O que poderia, na época, parecer uma simples narrativa de um Senador, hoje transformou-se, na edição de anteontem e de ontem, num dos jornais de maior circulação do País, O Globo, numa matéria de quatro páginas.

Vou relembrar o meu pronunciamento do dia 6 de novembro. A certa altura, eu dizia:

      Pois, exatamente nessa década, mais precisamente no ano de 1976, madrugada de 14 de abril, ela teve o seu carro "abalroado violentamente e jogado para fora do viaduto na saída do túnel Dois Irmãos, sentido Gávea-São Conrado", no Rio de Janeiro. "Caiu de uma altura de cinco metros. Suspeita-se que não foi um acidente".

      E por que a suspeita? Porque, na época, esse tipo de morte era chamado "execução pelo Código 12", que "consistia na eliminação dos inimigos do regime militar por órgãos de segurança, simulando acidentes sem deixar pistas".

E perguntava eu:

      A quem quero lembrar agora, 20 anos decorridos da sua morte brutal?
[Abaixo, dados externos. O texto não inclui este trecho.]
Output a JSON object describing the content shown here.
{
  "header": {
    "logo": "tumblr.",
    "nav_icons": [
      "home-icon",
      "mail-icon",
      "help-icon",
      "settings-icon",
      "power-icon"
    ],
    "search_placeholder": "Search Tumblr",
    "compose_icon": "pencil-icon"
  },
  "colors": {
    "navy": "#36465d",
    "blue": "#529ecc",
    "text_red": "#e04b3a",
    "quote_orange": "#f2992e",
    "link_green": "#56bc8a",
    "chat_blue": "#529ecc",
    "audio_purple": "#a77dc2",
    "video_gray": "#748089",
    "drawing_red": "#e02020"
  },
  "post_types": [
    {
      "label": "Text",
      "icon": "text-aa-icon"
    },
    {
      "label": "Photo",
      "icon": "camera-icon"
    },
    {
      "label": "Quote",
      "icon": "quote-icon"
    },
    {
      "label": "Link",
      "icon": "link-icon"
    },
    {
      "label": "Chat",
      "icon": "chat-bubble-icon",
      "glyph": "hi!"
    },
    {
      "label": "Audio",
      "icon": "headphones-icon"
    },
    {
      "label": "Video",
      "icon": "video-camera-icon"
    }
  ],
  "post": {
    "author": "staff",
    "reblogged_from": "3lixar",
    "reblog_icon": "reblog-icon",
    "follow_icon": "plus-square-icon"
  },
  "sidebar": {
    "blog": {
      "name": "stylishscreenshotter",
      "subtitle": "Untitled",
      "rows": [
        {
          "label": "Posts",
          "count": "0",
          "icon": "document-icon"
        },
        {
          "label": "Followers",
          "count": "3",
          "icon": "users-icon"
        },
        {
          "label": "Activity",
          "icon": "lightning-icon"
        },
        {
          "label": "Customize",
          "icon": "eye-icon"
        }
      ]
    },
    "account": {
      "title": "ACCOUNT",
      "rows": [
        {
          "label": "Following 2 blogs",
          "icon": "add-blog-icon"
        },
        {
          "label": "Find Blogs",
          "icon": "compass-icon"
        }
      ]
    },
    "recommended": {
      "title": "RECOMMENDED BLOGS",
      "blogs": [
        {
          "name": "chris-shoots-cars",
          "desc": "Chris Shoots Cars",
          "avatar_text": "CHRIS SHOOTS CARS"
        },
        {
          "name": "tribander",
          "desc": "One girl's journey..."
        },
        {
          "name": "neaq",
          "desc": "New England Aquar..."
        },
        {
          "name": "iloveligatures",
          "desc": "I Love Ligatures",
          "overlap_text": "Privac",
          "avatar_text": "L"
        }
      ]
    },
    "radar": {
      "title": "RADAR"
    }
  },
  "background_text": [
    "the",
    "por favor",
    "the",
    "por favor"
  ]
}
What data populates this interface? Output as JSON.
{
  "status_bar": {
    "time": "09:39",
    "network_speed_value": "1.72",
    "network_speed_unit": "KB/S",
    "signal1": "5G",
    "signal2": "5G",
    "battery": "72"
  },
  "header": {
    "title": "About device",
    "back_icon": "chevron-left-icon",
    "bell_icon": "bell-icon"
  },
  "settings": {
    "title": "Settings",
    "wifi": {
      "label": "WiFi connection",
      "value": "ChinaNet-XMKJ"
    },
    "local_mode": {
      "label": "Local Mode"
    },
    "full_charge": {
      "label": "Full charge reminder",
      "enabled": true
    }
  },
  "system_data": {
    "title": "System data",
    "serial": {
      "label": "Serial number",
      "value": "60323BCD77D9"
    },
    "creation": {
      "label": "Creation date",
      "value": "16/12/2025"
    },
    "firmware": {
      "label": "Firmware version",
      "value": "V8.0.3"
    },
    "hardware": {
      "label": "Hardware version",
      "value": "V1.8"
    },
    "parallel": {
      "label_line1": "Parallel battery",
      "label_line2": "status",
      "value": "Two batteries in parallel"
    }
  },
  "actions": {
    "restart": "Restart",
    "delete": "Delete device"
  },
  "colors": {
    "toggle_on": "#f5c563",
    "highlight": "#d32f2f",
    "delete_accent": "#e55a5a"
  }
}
E por quê?

      Tomo emprestadas as palavras de sua filha: "o que eu quero é identificar a morte de mamãe com seu desespero na denúncia do assassínio do filho".

E eu indagava ao Plenário do Senado:

      Como se chama essa Mãe Coragem? Como é seu nome? Zuzu Angel. Como é o nome da filha? Hildegard Angel.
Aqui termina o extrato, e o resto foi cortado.